When Aquaman jettisons the hidden bases command center, blasting it
into space, Overmaster disappears and take his motley crew of lame
henchmen with him. Another day, another dollar for the JLA and the
first big victory for the neophyte team.
Overmaster is a
disappointment in this story. Every chapter opens with a scene from
pre-history with new forms of life struggling for existence and some
narrator, presumably the Overmaster deciding its not yet time and
extinguishing said life. It's quite a nice build-up but the conflict
and resolution fail to deliver, with the extinction events being lies
told by a boasting alien menace and the conflict being the sort of
rote beat-'em-up comic books are known to peddle. Basically, new JLA
team does not equal new conflicts at all. The Overmaster as presented
here is someone the original team could have wrapped up in much the
same way.
The League takes on street crime. |
This era for the
JLA team is much maligned by fans, but it's not something I've read
before. I know the character of Vibe is subject to much derision from
comic-book readers. Given this reputation, I can't say the story of
'Rebirth' did much to sway me from this team not being a stain on the
history of the Justice League. Admittedly, stain is a bit harsh;
while the larger conflict and plotline for this particular story was
a failure, I am interested in seeing the various interpersonal
conflicts among the team members play out, specifically if any kind
of resolution occurs regarding the origin of Steel. A legacy
character who has this legacy forced upon him is an interesting twist
in the 'son taking up the fathers mantle' story. This story may be a
muddled failure, but the characters have promise. It will be
interesting to see where everything goes as we approach the Crisis.

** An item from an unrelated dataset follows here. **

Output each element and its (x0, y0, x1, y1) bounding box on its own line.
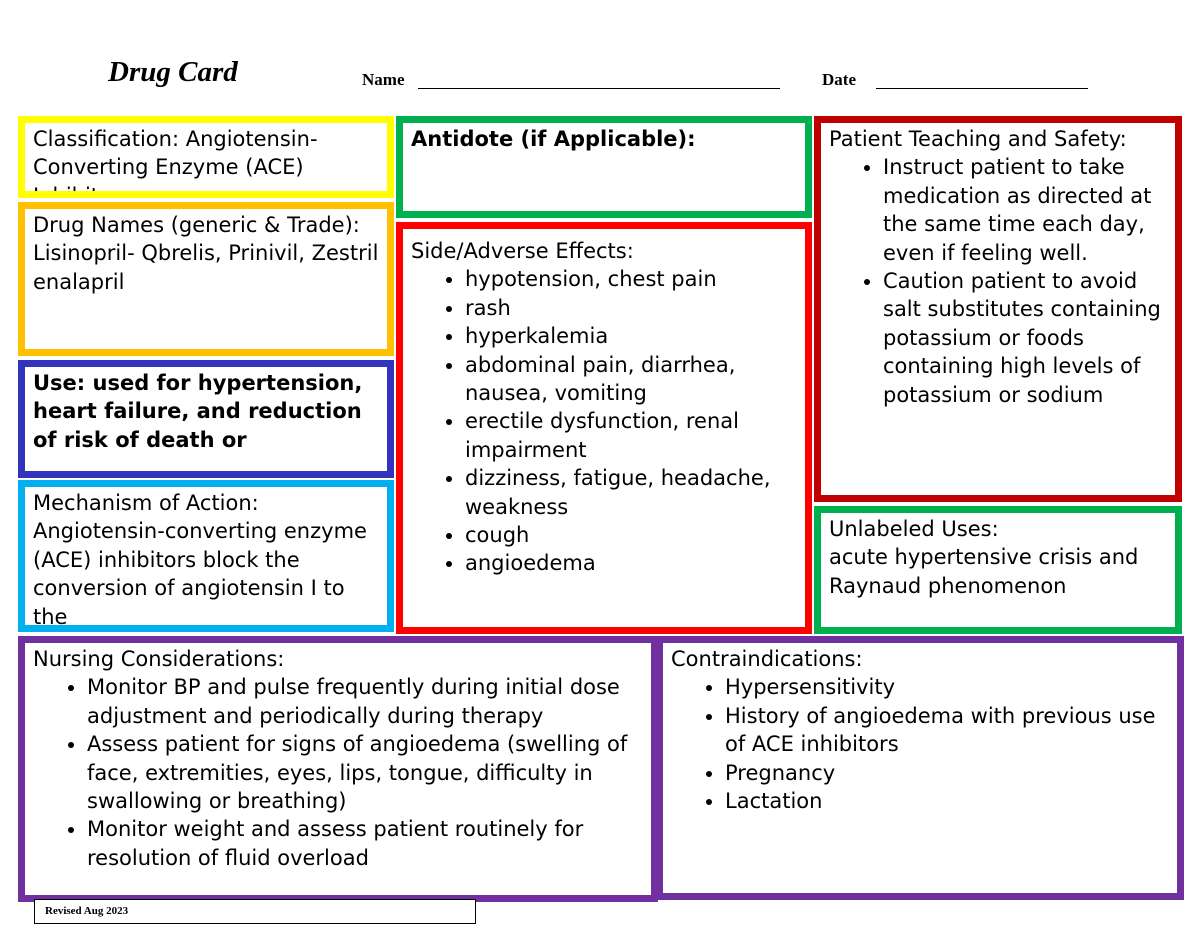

I am pretty sure that almost all of those villains were used as background villains in the Justice League animated series. And we never got their names or anything else. So apparently not the best villains, but who needs good villains when your heroes have crazy eighties hair, can talk to fish, and breakdance?
ReplyDeleteThey may have been. Usually I get a kick out of handfuls of new villains with kooky designs, but these guys are just so bland. And you're right, with the personalities with this incarnation of the JLA, the bad guys are definitely secondary.